It was obvious from the moment Brady and Daphne walked through the swinging door that they had been bickering since Baltimore. They were still doing it as they walked past his desk, but Chaz--who had been alone in the bullpen until then--didn't even bother lifting his head.
Brady said patiently, "Gray."
Daphne slung her satchel on the desk, dropped into her chair, and replied with infinite forbearance, "Blue."
Brady propped a hip on the corner of his desk.

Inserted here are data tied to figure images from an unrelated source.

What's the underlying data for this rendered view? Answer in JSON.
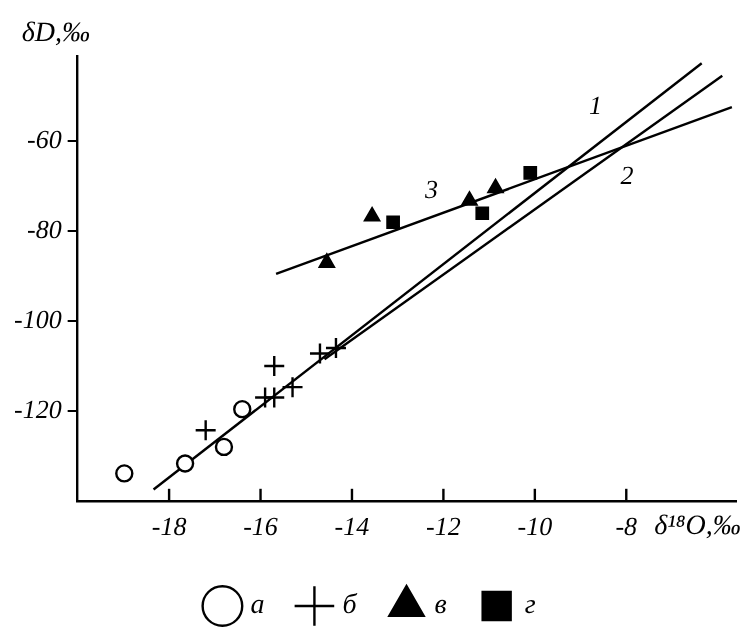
{
  "chart_data": {
    "type": "scatter",
    "xlabel": "δ¹⁸O,‰",
    "ylabel": "δD,‰",
    "xlim": [
      -20,
      -5.6
    ],
    "xticks": [
      -18,
      -16,
      -14,
      -12,
      -10,
      -8
    ],
    "ylim": [
      -140,
      -41
    ],
    "yticks": [
      -60,
      -80,
      -100,
      -120
    ],
    "grid": false,
    "legend": "bottom",
    "series": [
      {
        "name": "а",
        "marker": "circle",
        "color": "#000000",
        "x": [
          -18.98,
          -17.65,
          -16.8,
          -16.4
        ],
        "values": [
          -133.9,
          -131.7,
          -128,
          -119.6
        ]
      },
      {
        "name": "б",
        "marker": "cross",
        "color": "#000000",
        "x": [
          -17.2,
          -15.9,
          -15.7,
          -15.7,
          -15.3,
          -14.7,
          -14.35
        ],
        "values": [
          -124.3,
          -117,
          -117,
          -110,
          -114.7,
          -107.2,
          -106
        ]
      },
      {
        "name": "в",
        "marker": "triangle",
        "color": "#000000",
        "x": [
          -14.55,
          -13.56,
          -11.43,
          -10.86
        ],
        "values": [
          -87,
          -76.7,
          -73.2,
          -70.4
        ]
      },
      {
        "name": "г",
        "marker": "square",
        "color": "#000000",
        "x": [
          -13.1,
          -11.15,
          -10.1
        ],
        "values": [
          -78,
          -76,
          -67
        ]
      },
      {
        "name": "1",
        "type": "line",
        "marker": "none",
        "color": "#000000",
        "x": [
          -18.34,
          -6.35
        ],
        "values": [
          -137.5,
          -42.6
        ]
      },
      {
        "name": "2",
        "type": "line",
        "marker": "none",
        "color": "#000000",
        "x": [
          -14.6,
          -5.9
        ],
        "values": [
          -108.5,
          -45.4
        ]
      },
      {
        "name": "3",
        "type": "line",
        "marker": "none",
        "color": "#000000",
        "x": [
          -15.66,
          -5.69
        ],
        "values": [
          -89.5,
          -52.4
        ]
      }
    ]
  }
}
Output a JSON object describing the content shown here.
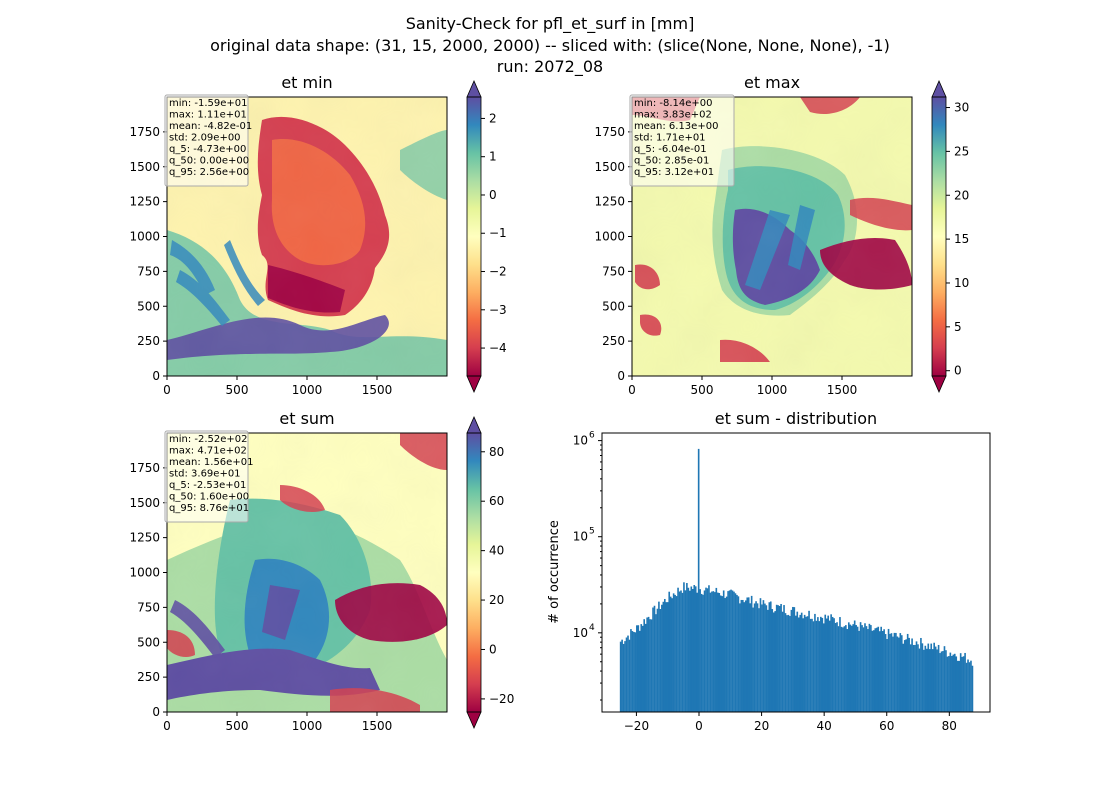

It creaked alarmingly. "Gray."
"Blue," Daphne explained, while Chaz rested his left hand across his mouth and concentrated very hard on the statistical breakdown of major crimes in the Northeast for 2004.
But Brady shook his head and, in the tone of someone dealing with a four-year-old's fit of the Whys, said, "Gray."
Daphne spun her chair around, crossed her arms, and leaned forward. "Totally blue. Blue like a blue thing! Blue. Chaz, tell him Sol's eyes are blue."
Yup. Hand across the mouth was one of his better ideas, because he managed to bite down on the knuckles until his giggles passed, and with every air of obliviousness, reply: "Gunmetal."
A startled second later, Daphne crowed out loud, rocking back in her chair hard enough to rattle the casters against the floor.
Disgustedly, behind her, Brady said, "Sheeit. Even his eyes can't keep their story straight."